FDA Turns Down Viaskin Peanut Patch Approval Bid
In developing an adhesive patch treatment, DBV Technologies, believed they found an effective and safe method to provide help to those suffering from peanut allergies. The Food and Drug Administration didn’t agree. The FDA has decided not to approve, at least for now, DBV Technologies’ Viaskin Peanut, a skin patch allergy desensitization treatment. The FDA’s concern appears to be around the issue of adhesion to the skin and its possible impact on treatment. While the FDA’s decision was met with disappointment within the food allergy community and DBV, there continues to be hope that the needed changes can be made, that the FDA will be able to approve and that a new treatment for peanut allergy sufferers will be available.
By: Gwen Smith
August 4, 2020
The FDA says it won’t approve DBV Technologies’ Viaskin Peanut, the novel skin patch allergy desensitization treatment, at least not in its current form.
In announcing the drug regulator’s decision, DBV said in a press release that the FDA raised concerns about Viaskin patch’s adhesion to the skin and the impact of that on treatment. To address the concerns, DBV says the FDA calls for patch modifications, followed by “a new human factor study.”
The company’s leadership vows to comply with the FDA’s requests and move forward. “We are very disappointed in the FDA’s response, but continue to believe in the potential of Viaskin Peanut,” Daniel Tassé, CEO of DBV, said in the August 4 release.
DBV says the FDA also requested further clinical data on chemistry and manufacturing. No safety concerns were raised related to the therapy.
Allergic Living asked DBV whether the human factors study would mean a completely new clinical trial? Tassé replied: “We plan to request a meeting with the agency in the coming days to further understand the feedback and determine next steps.” He said updates would be provided after that meeting.
The Viaskin Peanut patch was designed to treat peanut-allergic children aged 4 to 11 through a skin treatment known as epicutaneous immunotherapy (or EPIT). The patch, which contains 250 micrograms of peanut protein, is applied daily.
As for families whose children who have taken part in the Viaskin Peanut trial extension research and have been applying the patches, Tassé recommends they speak to their trial investigators. “All our studies are continuing as planned, and the current patch remains available to patients enrolled in studies,” he told Allergic Living.
“DBV remains very committed to peanut allergy treatment and will meet with FDA to discuss [the FDA letter] and look at modifying the patch,” he said. “We recognize the burden that peanut allergies can place on patients living with peanut allergies and their families, and remain dedicated in our mission to develop innovative treatments for patients with food allergies.”
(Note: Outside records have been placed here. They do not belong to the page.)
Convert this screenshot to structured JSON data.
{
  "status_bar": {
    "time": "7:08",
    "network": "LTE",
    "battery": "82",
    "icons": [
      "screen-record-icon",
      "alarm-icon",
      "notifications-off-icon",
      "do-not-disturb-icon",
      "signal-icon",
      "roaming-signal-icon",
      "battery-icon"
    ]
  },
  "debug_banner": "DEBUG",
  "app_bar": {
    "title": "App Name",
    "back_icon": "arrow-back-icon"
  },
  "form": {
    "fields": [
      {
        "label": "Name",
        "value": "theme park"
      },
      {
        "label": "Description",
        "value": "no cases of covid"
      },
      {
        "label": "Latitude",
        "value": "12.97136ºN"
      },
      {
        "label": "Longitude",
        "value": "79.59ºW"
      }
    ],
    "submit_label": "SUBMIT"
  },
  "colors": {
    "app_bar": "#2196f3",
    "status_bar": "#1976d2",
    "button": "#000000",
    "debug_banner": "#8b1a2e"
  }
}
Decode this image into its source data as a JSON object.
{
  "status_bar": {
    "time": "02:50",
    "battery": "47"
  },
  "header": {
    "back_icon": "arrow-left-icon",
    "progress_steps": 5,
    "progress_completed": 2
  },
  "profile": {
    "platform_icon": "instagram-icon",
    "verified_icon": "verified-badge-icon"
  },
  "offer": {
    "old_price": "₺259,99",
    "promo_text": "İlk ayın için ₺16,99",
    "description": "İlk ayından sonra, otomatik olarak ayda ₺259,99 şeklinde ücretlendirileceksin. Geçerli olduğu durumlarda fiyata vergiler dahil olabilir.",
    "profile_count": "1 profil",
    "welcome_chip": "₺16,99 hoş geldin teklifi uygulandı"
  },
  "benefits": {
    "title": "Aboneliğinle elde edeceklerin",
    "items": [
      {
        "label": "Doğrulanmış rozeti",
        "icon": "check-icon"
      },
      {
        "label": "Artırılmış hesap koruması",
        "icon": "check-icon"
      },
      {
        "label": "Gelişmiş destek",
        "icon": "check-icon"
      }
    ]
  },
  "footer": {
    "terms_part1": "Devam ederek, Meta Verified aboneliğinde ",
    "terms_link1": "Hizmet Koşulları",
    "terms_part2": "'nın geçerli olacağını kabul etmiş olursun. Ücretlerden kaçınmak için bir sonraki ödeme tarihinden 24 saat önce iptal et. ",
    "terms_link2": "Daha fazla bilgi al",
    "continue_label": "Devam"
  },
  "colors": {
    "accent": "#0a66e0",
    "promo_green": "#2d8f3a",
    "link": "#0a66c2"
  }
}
In the press release, DBV said the EPIT patch technology platform “lends itself well to potential modifications to enhance patch functionality.”
Buffer Against Reactions
The patch therapy’s goal is desensitization or increasing an allergic child’s threshold for consuming peanut before experiencing symptoms of an allergic reaction. This affords a safety buffer to protect against serious reactions, in case of accidental peanut exposures.
In mid-March 2020, the FDA asked DBV questions about patch adhesion and in late June, DBV said it had supplied answers from peer-reviewed data. As it awaited word on its biologics license application, the French biopharmaceutical company also announced it would begin restructuring. This is being done to preserve cash flow and includes job layoffs.
The nonprofit FARE (Food Allergy Research and Education) expressed disappointment with the FDA’s decision to not approve the current Viaskin therapy, but also held out hope for a revised Viaskin design.
“We are confident that the concerns raised by the FDA can be addressed and that this development will lead to an improved version of the patch,” said FARE CEO Lisa Gable. She expressed optimism that this would “ultimately provide more treatment options for not just peanut-allergic children, but for all 32 million Americans living with food allergies.”
Viaskin’s Ups and Downs
Back in 2012, with growing interest in food allergy treatments, the FDA gave the Viaskin Peanut patch therapy fast-track status to receive priority review. However, in October 2017, the patch hit a hurdle in clinical development when its Phase 3 study missed a key statistical target set out by the agency.
Yet, the results did show promise – with 35.3% of patients showing significant response to the peanut patch after one year. Previous and later studies would show young patients had better success when they were on the patch for three years.
In fact, the results of an extension study, published in January 2020, showed that 52 percent of peanut-allergic kids on the Viaskin patch could consume up to 1,000 milligrams of peanut protein before starting to react. That’s about 3 to 4 peanuts.
The peanut patch treatment also hit an earlier roadblock with the FDA. In December 2018, DBV voluntarily withdrew its license application with the FDA after the agency said the application lacked “sufficient detail regarding data on manufacturing procedures and quality controls.” The company resubmitted in August 2019, saying it had addressed the issues.
While DBV had hoped to be the second approved peanut allergy treatment in the United States in 2020, it will now have a long road ahead to FDA license reconsideration. In January 2020, the FDA gave the green light to Aimmune Therapeutics’ Palforzia oral immunotherapy, making it the first-ever approved food allergy treatment.